Para o presidente do Conselho Federal de Educação Física (Confef), José Steinhilber, é necessário que a entidade passe a regulamentar as atividades marciais e que os profissionais tenham formação superior para melhor ministrar os ensinamentos.

“Devemos fazer uma junção entre a educação física e os tipos de artes marciais. É necessário que haja uma formação mínima para que possamos garantir que a sociedade seja atendida por um profissional com conhecimentos adequados de educação física”, disse.
A opinião de Steinhilber está de acordo com o projeto de lei que regulamenta a profissão de instrutor de artes marciais (PL 6933/10) e com o que cria regras para o ensino e a prática de lutas e artes marciais (PL 7890/10).

Restrição indevida
Já a deputada Erika Kokay (PT-DF) acredita que as experiências e os conhecimentos dos mestres em artes marciais são de grande importância e não devem ser limitados à formação em ensino superior. “Como é que eu vou enquadrar o que seria um mestre de luta marcial na condição de que deveria ser formado em educação física, como é que eu vou enquadrar estes profissionais que trazem uma filosofia, um estilo de vida?”, questionou.

A deputada ainda vê essa atitude como aniquiladora do desenvolvimento das atividades no País, pois muitos dos mestres atuais não possuem nenhuma formação e dificilmente se sujeitariam a isso.

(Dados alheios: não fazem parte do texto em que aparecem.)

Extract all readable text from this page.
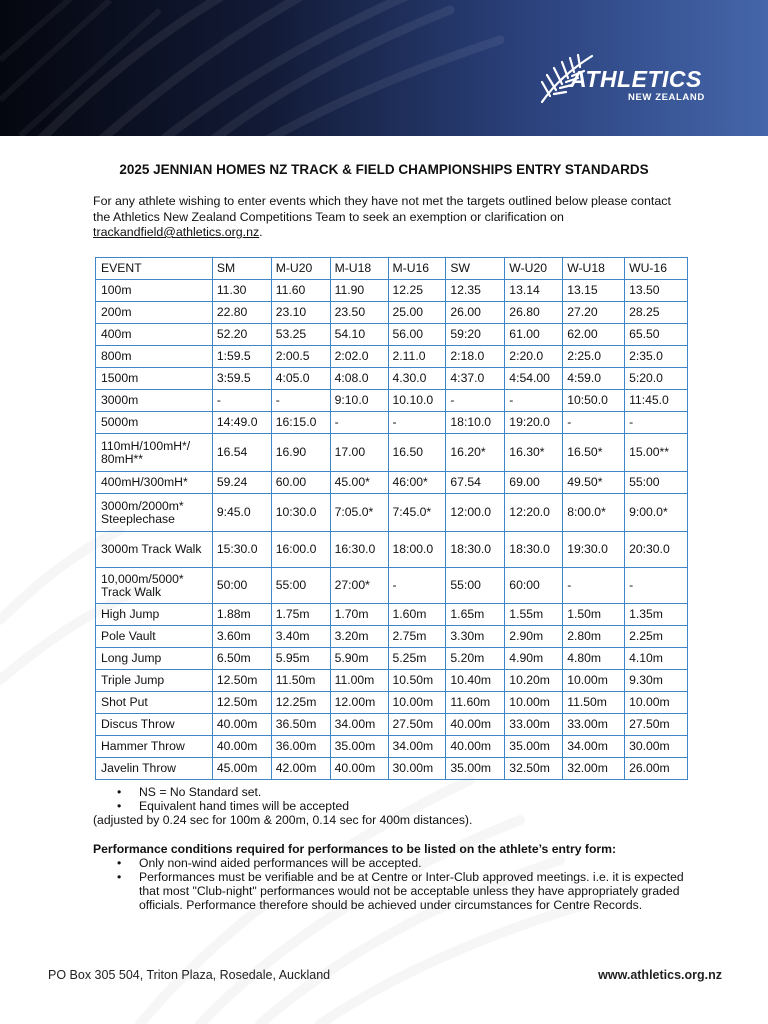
ATHLETICS
NEW ZEALAND
2025 JENNIAN HOMES NZ TRACK & FIELD CHAMPIONSHIPS ENTRY STANDARDS

For any athlete wishing to enter events which they have not met the targets outlined below please contact the Athletics New Zealand Competitions Team to seek an exemption or clarification on trackandfield@athletics.org.nz.

EVENT	SM	M-U20	M-U18	M-U16	SW	W-U20	W-U18	WU-16
100m	11.30	11.60	11.90	12.25	12.35	13.14	13.15	13.50
200m	22.80	23.10	23.50	25.00	26.00	26.80	27.20	28.25
400m	52.20	53.25	54.10	56.00	59:20	61.00	62.00	65.50
800m	1:59.5	2:00.5	2:02.0	2.11.0	2:18.0	2:20.0	2:25.0	2:35.0
1500m	3:59.5	4:05.0	4:08.0	4.30.0	4:37.0	4:54.00	4:59.0	5:20.0
3000m	-	-	9:10.0	10.10.0	-	-	10:50.0	11:45.0
5000m	14:49.0	16:15.0	-	-	18:10.0	19:20.0	-	-
110mH/100mH*/ 80mH**	16.54	16.90	17.00	16.50	16.20*	16.30*	16.50*	15.00**
400mH/300mH*	59.24	60.00	45.00*	46:00*	67.54	69.00	49.50*	55:00
3000m/2000m* Steeplechase	9:45.0	10:30.0	7:05.0*	7:45.0*	12:00.0	12:20.0	8:00.0*	9:00.0*
3000m Track Walk	15:30.0	16:00.0	16:30.0	18:00.0	18:30.0	18:30.0	19:30.0	20:30.0
10,000m/5000* Track Walk	50:00	55:00	27:00*	-	55:00	60:00	-	-
High Jump	1.88m	1.75m	1.70m	1.60m	1.65m	1.55m	1.50m	1.35m
Pole Vault	3.60m	3.40m	3.20m	2.75m	3.30m	2.90m	2.80m	2.25m
Long Jump	6.50m	5.95m	5.90m	5.25m	5.20m	4.90m	4.80m	4.10m
Triple Jump	12.50m	11.50m	11.00m	10.50m	10.40m	10.20m	10.00m	9.30m
Shot Put	12.50m	12.25m	12.00m	10.00m	11.60m	10.00m	11.50m	10.00m
Discus Throw	40.00m	36.50m	34.00m	27.50m	40.00m	33.00m	33.00m	27.50m
Hammer Throw	40.00m	36.00m	35.00m	34.00m	40.00m	35.00m	34.00m	30.00m
Javelin Throw	45.00m	42.00m	40.00m	30.00m	35.00m	32.50m	32.00m	26.00m
• NS = No Standard set.
• Equivalent hand times will be accepted
(adjusted by 0.24 sec for 100m & 200m, 0.14 sec for 400m distances).
Performance conditions required for performances to be listed on the athlete’s entry form:
• Only non-wind aided performances will be accepted.
• Performances must be verifiable and be at Centre or Inter-Club approved meetings. i.e. it is expected that most "Club-night" performances would not be acceptable unless they have appropriately graded officials. Performance therefore should be achieved under circumstances for Centre Records.
PO Box 305 504, Triton Plaza, Rosedale, Auckland	www.athletics.org.nz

“Muitos mestres de artes marciais teriam que ter curso superior, você não pode vincular a atuação deles ao diploma. Assim você mata a prática cultural. Nós estamos fazendo uma restrição e jogando na ilegalidade aquele que não tiver formação na área para exercer a função de mestre”, finalizou Kokay.

Para o deputado Wolney Queiroz (PDT-PE), o entendimento sobre a exigibilidade é outro. Ele acredita que a formação em educação física acrescentará na formação de novos profissionais em artes marciais, uma vez que os mestres terão conhecimentos técnicos sobre o corpo humano e suas formas de condicionamento.

“Eu já conversei com alguns amigos atletas e todos eles dizem que ter formação em educação física é um diferencial positivo nos treinamentos de alta performance exigidos”, disse o deputado.

Conselho Federal de Artes Marciais
Outro assunto debatido na audiência foi o projeto de criação do Conselho Federal de Artes Marciais (PL 2889/08) para atender as necessidades específicas que cercam as atividades. O presidente da Liga Nacional de Karatê (LNK), José Carlos dos Santos Oliveira, afirmou ser favorável ao novo conselho, por entender que o Conselho Federal de Educação Física exige obrigações que as academias de artes marciais não conseguem arcar.

“Ninguém quer saber do Confef, em lugar nenhum do Brasil, porque ele fecha as academias, põe o pessoal na parede e, se não regularizar, fecha. As artes marciais precisam ter sua direção certa, o seu próprio destino, o seu próprio conselho, não precisa do Confef. Está na hora de homologar este conselho federal de artes marciais”, afirmou Oliveira.

Ele ainda disse que a criação de um conselho específico será importante para regular as academias de acordo com a realidade e as tradições existentes nas artes marciais.

“Alguns alunos saem da nossa associação e abrem academia sem a qualidade necessária. Mas a gente não pode fechar, porque não temos autoridade para isso. É necessário regulamentar a situação”, declarou.

A audiência foi solicitada pelo relator das propostas na Comissão de Trabalho, deputado Fábio Mitidieri (PSD-SE).

Matéria publicada no site Cenário MT.